El efecto corroe las bases de la república: si el poder se ejerce desde la sombra y se protege con vendas judiciales, la democracia se transforma en monarquía plebiscitaria, con la urna como ceremonia vacía y la intimidad de palacio como verdadera sede de las decisiones. El peligro no radica en un audio prohibido, sino en el precedente que inaugura. Cuando la mordaza se convierte en norma, la democracia comienza a resbalar por una pendiente peligrosa: lo que ayer fue un expediente, mañana un decreto, y pronto una ley escrita con tinta de censura. El silencio se espesa como clima de época hasta que el simple murmullo ciudadano sea penado como delito.
La erosión del derecho a la información no es una entelequia jurídica, sino un velo sobre los ojos de la sociedad frente a las prácticas que debería fiscalizar. Un poder que no rinde cuentas, sino que administra secretos como botín. Y en la medida en que los jueces se prestan a blindar intimidades de alcoba palaciega, se corre el riesgo de que el Poder Judicial deje de ser árbitro para convertirse en guardián servil del privilegio.
El bozal no silencia únicamente a los periodistas: busca intimidar también a los ciudadanos. Si se prohíbe difundir lo que dicen los gobernantes, ¿qué garantía queda para el denunciante común, en una oficina pública, un hospital o una escuela? El mensaje es brutal en su simpleza: callar protege, hablar destruye.
En esta atmósfera enrarecida, la democracia se degrada en un ritual sin sustancia: urnas que se abren de vez en cuando, mientras las voces se clausuran a diario. La opacidad se perpetúa como arte de gobierno, se invierte la ecuación republicana: el pueblo, que debía ser soberano, se convierte en espectador desinformado, reducido a aplaudir o abuchear en la platea, ignorando la trama verdadera del escenario.
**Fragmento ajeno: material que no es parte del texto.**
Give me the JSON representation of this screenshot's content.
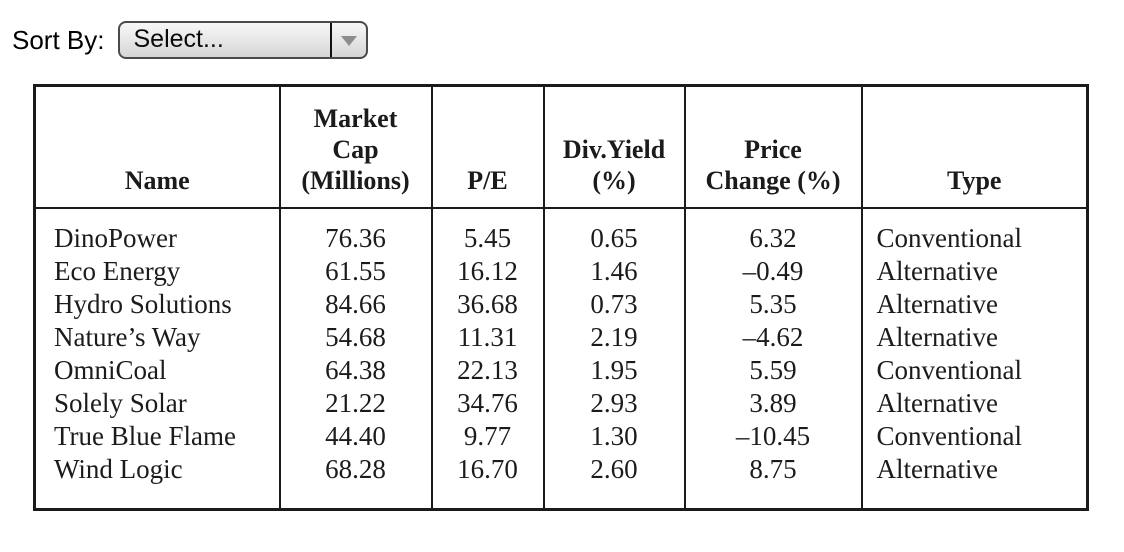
{
  "sort_control": {
    "label": "Sort By:",
    "selected_value": "Select...",
    "arrow_icon": "triangle-down",
    "colors": {
      "border": "#4a4a4a",
      "background_top": "#f7f7f7",
      "background_bottom": "#d6d6d6",
      "divider": "#111111",
      "arrow": "#8d8d8d"
    }
  },
  "table": {
    "border_color": "#1b1b1b",
    "text_color": "#1b1b1b",
    "headers": {
      "name": "Name",
      "market_cap": "Market\nCap\n(Millions)",
      "pe": "P/E",
      "div_yield": "Div.Yield\n(%)",
      "price_change": "Price\nChange (%)",
      "type": "Type"
    },
    "rows": [
      {
        "name": "DinoPower",
        "market_cap": "76.36",
        "pe": "5.45",
        "div_yield": "0.65",
        "price_change": "6.32",
        "type": "Conventional"
      },
      {
        "name": "Eco Energy",
        "market_cap": "61.55",
        "pe": "16.12",
        "div_yield": "1.46",
        "price_change": "–0.49",
        "type": "Alternative"
      },
      {
        "name": "Hydro Solutions",
        "market_cap": "84.66",
        "pe": "36.68",
        "div_yield": "0.73",
        "price_change": "5.35",
        "type": "Alternative"
      },
      {
        "name": "Nature’s Way",
        "market_cap": "54.68",
        "pe": "11.31",
        "div_yield": "2.19",
        "price_change": "–4.62",
        "type": "Alternative"
      },
      {
        "name": "OmniCoal",
        "market_cap": "64.38",
        "pe": "22.13",
        "div_yield": "1.95",
        "price_change": "5.59",
        "type": "Conventional"
      },
      {
        "name": "Solely Solar",
        "market_cap": "21.22",
        "pe": "34.76",
        "div_yield": "2.93",
        "price_change": "3.89",
        "type": "Alternative"
      },
      {
        "name": "True Blue Flame",
        "market_cap": "44.40",
        "pe": "9.77",
        "div_yield": "1.30",
        "price_change": "–10.45",
        "type": "Conventional"
      },
      {
        "name": "Wind Logic",
        "market_cap": "68.28",
        "pe": "16.70",
        "div_yield": "2.60",
        "price_change": "8.75",
        "type": "Alternative"
      }
    ]
  }
}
El saldo es una sociedad amordazada no por decreto, sino por hábito. Porque la fuerza más letal de la censura no está en la orden judicial, sino en la resignación colectiva. La pregunta que queda flotando es si, ante cada nueva afrenta censurante, la ciudadanía preferirá el refugio obediente del silencio o la intemperie valiente de la palabra.
El silencio nunca es neutro: siempre es herramienta de dominación. Callar a la prensa es amputar la lengua colectiva que pregunta, denuncia y reclama al poder. Quien domina la palabra, domina la memoria; y quien domina la memoria, dicta el futuro. Cada bozal añade un ladrillo al muro creciente de la impunidad. Sin embargo, la historia argentina recuerda una lección insoslayable: ninguna mordaza es eterna. Las canciones prohibidas se susurraron hasta volverse himnos; los libros secuestrados circularon en fotocopias clandestinas; las voces acalladas renacieron en la plaza como grito colectivo. La palabra popular siempre halló grietas por donde escapar y burlar a sus verdugos.
Hoy el riesgo es que el silencio se disfrace de normalidad, la mordaza de intimidad, el autoritarismo de libertad. Pero también la esperanza está ahí: en la obstinación de quienes hablan, escriben, publican, cantan, denuncian. En cada periodista que se atreve, en cada ciudadano que comparte, en cada intelectual que piensa, en cada colectivo que resiste y sueña.
La república puede reducirse a un teatro de sombras o desplegarse como una asamblea de voces. Entre la mordaza y el coro polifónico se juega además el grado de democraticidad del régimen político. La pregunta es cuál elegiremos: si dejar que nos roben la palabra hasta convertirnos en coro asordinado, o transformarla en un grito colectivo capaz de derribar estos palacios de cartón.
Emilio Cafassi (Profesor Titular e Investigador de la Universidad de Buenos Aires).